College is a great place to foster and develop one’s cynicism. In light of tragedy and things beyond one’s control, cynicism serves an important purpose. If offsets the realities of this cruel world by preparing us to tackle another day. If we linger too long on everything that is wrong with this planet, we find ways to hasten our exit from it, either consciously or subconsciously.
I never understood child abuse growing up, but then again, what is there to understand about it anyway? It’s a topic that grows exponentially horrid when you have children, and as a person who believes that we as a species should be better than killing another person in the name of justice, I falter a bit on the position whenever I hear stories about child abuse.
In 1987, a New York attorney was arrested after beating his step-daughter to death. She collapsed after a blow to the head, and as she lay in the bathroom of the family’s Bronx apartment, slipping in and out of consciousness from her injuries, her step-father left her alone without medical attention, occasionally leaving the home to freebase cocaine.
He lived with a woman for several years, and she was also to blame for allowing the abuse to continue in the couple’s home. When she returned home from her job as an editor of children’s books for Random House one evening, she found the child close to death. The girl had been suffering for over 10 hours. It was at this time that she finally convinced her abusive partner that they needed to contact the authorities. The girl later died from her injuries.
The case gained national prominence, but I remember it for another reason.
During the trial, a radio station discovered a song recorded by PowerSource, a contemporary Christian musical group led by Richard Klender. The group recorded a song called “Dear Mr. Jesus,” a schmaltzy ballad about child abuse with stunningly bad 80’s production values. The song’s notoriety was secured when Klender asked 6 year-old Sharon Batts to perform lead vocals on his new song.

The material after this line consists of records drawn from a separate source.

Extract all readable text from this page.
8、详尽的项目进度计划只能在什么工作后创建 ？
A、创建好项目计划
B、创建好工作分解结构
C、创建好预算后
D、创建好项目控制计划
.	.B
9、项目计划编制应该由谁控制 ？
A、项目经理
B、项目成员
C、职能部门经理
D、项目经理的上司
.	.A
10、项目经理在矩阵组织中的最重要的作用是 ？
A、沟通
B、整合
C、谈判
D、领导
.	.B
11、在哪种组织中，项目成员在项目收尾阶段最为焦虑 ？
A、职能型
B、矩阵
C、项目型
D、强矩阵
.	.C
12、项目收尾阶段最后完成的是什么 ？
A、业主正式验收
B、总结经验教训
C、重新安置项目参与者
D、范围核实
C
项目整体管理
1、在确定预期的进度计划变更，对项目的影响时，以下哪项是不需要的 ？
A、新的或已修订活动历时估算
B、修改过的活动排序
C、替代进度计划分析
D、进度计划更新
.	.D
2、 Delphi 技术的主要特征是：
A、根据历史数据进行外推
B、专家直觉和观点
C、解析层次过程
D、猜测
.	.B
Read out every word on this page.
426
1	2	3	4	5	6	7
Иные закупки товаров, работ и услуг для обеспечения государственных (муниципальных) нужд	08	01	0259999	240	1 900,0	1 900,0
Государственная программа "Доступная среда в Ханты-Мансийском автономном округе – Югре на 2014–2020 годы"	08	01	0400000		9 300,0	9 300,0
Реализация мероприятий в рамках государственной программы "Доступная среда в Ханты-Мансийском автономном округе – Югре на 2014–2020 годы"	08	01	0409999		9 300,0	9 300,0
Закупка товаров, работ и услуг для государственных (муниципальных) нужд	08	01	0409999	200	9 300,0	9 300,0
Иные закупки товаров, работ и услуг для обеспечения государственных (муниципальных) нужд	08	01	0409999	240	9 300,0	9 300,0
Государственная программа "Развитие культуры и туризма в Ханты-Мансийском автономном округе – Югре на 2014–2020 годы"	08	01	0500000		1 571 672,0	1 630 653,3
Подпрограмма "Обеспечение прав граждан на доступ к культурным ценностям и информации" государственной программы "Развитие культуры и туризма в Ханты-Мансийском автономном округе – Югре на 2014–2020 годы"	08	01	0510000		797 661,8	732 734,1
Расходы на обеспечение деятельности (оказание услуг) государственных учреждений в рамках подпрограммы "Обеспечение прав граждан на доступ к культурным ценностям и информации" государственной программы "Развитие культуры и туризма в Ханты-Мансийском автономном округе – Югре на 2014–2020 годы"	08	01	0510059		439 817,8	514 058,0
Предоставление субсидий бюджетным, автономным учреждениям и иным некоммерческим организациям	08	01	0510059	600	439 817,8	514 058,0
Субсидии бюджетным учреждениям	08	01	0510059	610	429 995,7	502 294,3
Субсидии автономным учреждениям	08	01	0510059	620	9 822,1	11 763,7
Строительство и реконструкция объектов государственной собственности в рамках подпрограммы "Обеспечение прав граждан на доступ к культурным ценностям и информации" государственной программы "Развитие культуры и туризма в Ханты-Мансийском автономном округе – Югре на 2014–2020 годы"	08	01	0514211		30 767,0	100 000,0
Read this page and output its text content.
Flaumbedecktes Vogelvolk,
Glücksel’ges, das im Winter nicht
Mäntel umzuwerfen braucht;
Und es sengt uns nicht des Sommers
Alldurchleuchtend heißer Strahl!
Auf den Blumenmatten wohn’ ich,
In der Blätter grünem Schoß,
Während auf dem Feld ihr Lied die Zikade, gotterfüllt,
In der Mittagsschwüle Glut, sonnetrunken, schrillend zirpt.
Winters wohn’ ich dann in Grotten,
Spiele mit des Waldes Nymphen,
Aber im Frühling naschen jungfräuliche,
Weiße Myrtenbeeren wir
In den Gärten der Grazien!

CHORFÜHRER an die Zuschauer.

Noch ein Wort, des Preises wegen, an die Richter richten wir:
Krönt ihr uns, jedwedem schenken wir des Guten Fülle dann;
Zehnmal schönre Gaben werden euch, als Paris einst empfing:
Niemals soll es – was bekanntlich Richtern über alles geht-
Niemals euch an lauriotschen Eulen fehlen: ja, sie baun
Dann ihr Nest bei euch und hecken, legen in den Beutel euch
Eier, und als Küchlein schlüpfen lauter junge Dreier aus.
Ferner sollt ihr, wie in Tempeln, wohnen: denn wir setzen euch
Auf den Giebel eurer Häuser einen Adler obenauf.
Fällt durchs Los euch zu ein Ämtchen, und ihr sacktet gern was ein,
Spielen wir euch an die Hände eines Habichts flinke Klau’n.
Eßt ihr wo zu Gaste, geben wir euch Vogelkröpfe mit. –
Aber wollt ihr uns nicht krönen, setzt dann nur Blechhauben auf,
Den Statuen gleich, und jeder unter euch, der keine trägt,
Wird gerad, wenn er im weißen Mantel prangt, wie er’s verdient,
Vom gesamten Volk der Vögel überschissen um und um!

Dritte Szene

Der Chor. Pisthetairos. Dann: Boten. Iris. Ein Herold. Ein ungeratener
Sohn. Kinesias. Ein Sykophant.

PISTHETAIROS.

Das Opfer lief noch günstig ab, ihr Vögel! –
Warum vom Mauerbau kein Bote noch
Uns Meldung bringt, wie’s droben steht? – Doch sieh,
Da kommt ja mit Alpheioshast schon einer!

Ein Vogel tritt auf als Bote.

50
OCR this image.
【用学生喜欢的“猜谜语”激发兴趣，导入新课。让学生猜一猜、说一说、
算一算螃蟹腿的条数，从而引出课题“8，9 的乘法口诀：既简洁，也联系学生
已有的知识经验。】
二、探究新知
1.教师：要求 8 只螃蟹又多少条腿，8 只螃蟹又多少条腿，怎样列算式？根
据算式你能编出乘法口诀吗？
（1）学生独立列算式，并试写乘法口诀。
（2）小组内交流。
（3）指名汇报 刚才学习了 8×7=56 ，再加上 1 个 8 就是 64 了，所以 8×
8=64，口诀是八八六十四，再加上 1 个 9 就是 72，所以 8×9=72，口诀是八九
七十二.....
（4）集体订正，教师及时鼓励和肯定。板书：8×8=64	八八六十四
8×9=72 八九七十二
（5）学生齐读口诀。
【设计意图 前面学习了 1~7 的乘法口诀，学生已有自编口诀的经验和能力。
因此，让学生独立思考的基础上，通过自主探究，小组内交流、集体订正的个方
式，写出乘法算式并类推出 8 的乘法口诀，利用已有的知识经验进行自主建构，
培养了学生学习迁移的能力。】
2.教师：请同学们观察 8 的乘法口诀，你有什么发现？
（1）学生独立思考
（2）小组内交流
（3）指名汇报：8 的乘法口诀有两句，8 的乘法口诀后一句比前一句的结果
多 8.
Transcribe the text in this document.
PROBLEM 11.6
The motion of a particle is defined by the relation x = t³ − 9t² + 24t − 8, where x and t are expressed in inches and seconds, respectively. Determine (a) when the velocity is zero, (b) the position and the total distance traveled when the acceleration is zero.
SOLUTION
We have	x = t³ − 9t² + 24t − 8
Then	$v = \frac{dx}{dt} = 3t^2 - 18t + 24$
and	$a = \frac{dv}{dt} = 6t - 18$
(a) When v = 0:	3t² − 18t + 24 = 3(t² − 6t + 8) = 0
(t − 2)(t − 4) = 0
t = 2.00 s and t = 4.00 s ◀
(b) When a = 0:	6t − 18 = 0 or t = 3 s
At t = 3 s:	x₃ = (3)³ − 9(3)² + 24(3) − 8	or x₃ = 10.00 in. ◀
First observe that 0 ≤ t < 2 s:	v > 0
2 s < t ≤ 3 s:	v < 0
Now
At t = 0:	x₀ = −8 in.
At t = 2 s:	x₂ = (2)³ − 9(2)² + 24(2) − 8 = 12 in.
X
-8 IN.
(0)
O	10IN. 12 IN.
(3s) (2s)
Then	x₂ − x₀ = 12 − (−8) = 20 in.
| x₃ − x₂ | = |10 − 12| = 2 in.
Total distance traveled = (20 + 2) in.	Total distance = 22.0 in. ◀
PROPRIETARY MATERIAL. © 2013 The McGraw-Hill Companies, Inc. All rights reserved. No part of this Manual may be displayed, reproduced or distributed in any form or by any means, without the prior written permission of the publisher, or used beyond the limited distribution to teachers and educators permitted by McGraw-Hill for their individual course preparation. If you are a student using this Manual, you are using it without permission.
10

PowerSource released their first and only album Shelter From The Storm in 1986. “Dear Mr. Jesus” was nestled in the Bedford, Texas’s full length and probably would have gone unnoticed if it weren’t for the aforementioned child abuse case in New York City. When some clever disc jockey found it and began playing it during the trial, listeners called in by the thousands to request it. From there, it began to spread across the country, where it finally entered the Billboard Hot 100 chart, peaking at #61 in January 1988.
I remember it being played repeatedly in the Midwest during the 1987 holiday season. My cynicism took note of the song’s content and the manner in which Mr. Klender chose to address the topic by enlisting a 6 year-old girl to sing it.
Take a look/listen to this incredible piece of 80’s righteousness and marvel at how Klender seemed to foreshadow later events about a girl “beaten black and blue.” The girl narrator is troubled by the news and decides to take her concerns directly to Jesus, or “Mr. Jesus” as it were.
Taking a clue from George Jones’ classic “He Stopped Loving Her Today,” Klender saves a money shot for the end of the song, when the little girl asks Mr. Jesus to look into this topic of child abuse, and to keep a family secret to himself.
“Please don’t tell my Daddy, that my Mommy hits me too.”
While my cynicism certainly took notice of this forgotten gem, it was the song’s curious decision to highlight the topic from the perspective of a 6 year-old girl that stuck with me for almost three decades. I recently found the song online and have been thoroughly enjoying it in the most ironic of ways for the past week.
In fact, I have been subjecting the children to this piece of fine art, causing my daughter to sing the refrain of “Please, don’t let them hurt your children” over and over, while my son has decided to stick with the “my Mommy hits me too” line, particularly when his own mom tells him to come in for the evening.
I also have the song on vinyl, a promotional single that I acquired from a radio station. When I found it, I used it for a few cassette mixes, utilizing some production tricks in the process. On the flip side, Klender conducted an interview with the young Sharon, asking her complicated questions about abuse and her supposed advocacy concerning the topic. Of course, her responses were exactly what you would expect from a 6 year-old girl who had been heavily coached beforehand. There are lots of one-line answers as well as the expected “child abuse is bad” message. It is exploitation at its most blatant, but it is exactly what you’d expect from a song that was created from such obvious heart-tugging that it can potentially cause cardiac arrest.
For my mix tapes, I would let Klender’s introductions and interview “questions” spin at the normal 45 r.p.m. speed. Then, whenever Sharon would pause to respond, I would change the speed to 33 r.p.m., causing her voice to resonate with a creepy, lower pitched voice. To hear Sharon’s innocent responses under the guise of a middle-age man’s voice was positively stunning. I wish I would have kept a copy for myself.
Child abuse is certainly no laughing matter. I understand this completely as a parent. But while my own opinion of this topic can certainly elicit unchecked rage from within, there’s something inherently wrong about exploiting a child to address a subject as morally repulsive to begin with.